Strategic Sampling: A Framework for Enhancing Speed and Performance of Financial Fraud Detection Models

Abstract

Financial fraud detection is a high-stakes field where rapid inference is essential. While state-of-the-art fraud detection models vary in terms of architectural decisions and appear to exhibit unique computational bottlenecks, we highlight that their run-times are all dominated by extensive information-gathering steps. These steps involve aggregating information from a large set of nodes or edges within a graph, and these intensive steps are performed O(|V |) or O(|E|) times during an inference forward pass, on a graph with |V | nodes and |E| edges. We introduce Strategic Sampling, a general method to accelerate these information-gathering steps. Our approach tailors sampling strategies based on the specific objective function used in each model’s information-gathering process, selecting the most relevant pieces of information to use in each step.
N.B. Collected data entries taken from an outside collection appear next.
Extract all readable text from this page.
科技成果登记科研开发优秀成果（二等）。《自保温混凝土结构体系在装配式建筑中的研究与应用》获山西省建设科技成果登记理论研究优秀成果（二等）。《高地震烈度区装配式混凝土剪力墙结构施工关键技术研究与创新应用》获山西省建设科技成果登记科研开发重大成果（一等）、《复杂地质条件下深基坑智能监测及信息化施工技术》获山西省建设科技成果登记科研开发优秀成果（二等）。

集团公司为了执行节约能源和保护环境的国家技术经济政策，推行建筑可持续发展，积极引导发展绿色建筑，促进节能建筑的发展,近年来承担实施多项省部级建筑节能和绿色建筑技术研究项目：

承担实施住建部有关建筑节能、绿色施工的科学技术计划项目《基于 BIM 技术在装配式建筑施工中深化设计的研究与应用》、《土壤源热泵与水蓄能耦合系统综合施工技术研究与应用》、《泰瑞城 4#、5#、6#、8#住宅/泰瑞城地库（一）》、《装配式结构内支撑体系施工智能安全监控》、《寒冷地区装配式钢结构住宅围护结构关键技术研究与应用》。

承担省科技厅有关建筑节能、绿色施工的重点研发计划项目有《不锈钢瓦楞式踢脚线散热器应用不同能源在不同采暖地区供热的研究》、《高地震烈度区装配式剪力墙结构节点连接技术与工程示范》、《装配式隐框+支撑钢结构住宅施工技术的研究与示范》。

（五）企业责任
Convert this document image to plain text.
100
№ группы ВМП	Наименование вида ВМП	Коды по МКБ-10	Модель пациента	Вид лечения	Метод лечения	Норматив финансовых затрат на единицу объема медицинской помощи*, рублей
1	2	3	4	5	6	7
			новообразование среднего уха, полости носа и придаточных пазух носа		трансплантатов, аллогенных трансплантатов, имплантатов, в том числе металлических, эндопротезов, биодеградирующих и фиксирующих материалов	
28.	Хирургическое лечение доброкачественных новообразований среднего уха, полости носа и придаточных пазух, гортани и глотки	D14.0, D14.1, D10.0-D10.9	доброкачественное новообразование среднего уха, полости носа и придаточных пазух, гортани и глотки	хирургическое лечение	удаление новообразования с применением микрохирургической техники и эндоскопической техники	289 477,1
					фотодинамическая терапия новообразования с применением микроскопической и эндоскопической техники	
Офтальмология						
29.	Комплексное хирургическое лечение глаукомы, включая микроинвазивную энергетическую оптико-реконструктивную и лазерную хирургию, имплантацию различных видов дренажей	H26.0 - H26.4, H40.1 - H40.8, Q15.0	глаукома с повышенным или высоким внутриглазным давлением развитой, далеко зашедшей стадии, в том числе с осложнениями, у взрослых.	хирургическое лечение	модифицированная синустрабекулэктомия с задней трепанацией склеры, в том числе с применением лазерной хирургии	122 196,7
This ensures that critical information is retained while significantly reducing the amount of data processed, thus speeding up the computation. We conceptually demonstrate how Strategic Sampling can be applied to message-passing Graph Neural Networks, Graph Transformers, and TGEditor (a state-of-the-art graph editing algorithm). To showcase the effectiveness of our proposed Strategic Sampling method, we implement it in the TGEditor codebase. Our results show that Strategic Sampling not only significantly reduces computation time by more than an order of magnitude, but also improves the F1 score, enhancing both efficiency and performance. This study underscores the potential of Strategic Sampling to universally boost the performance of various financial fraud detection models, paving the way for faster and more accurate fraud detection.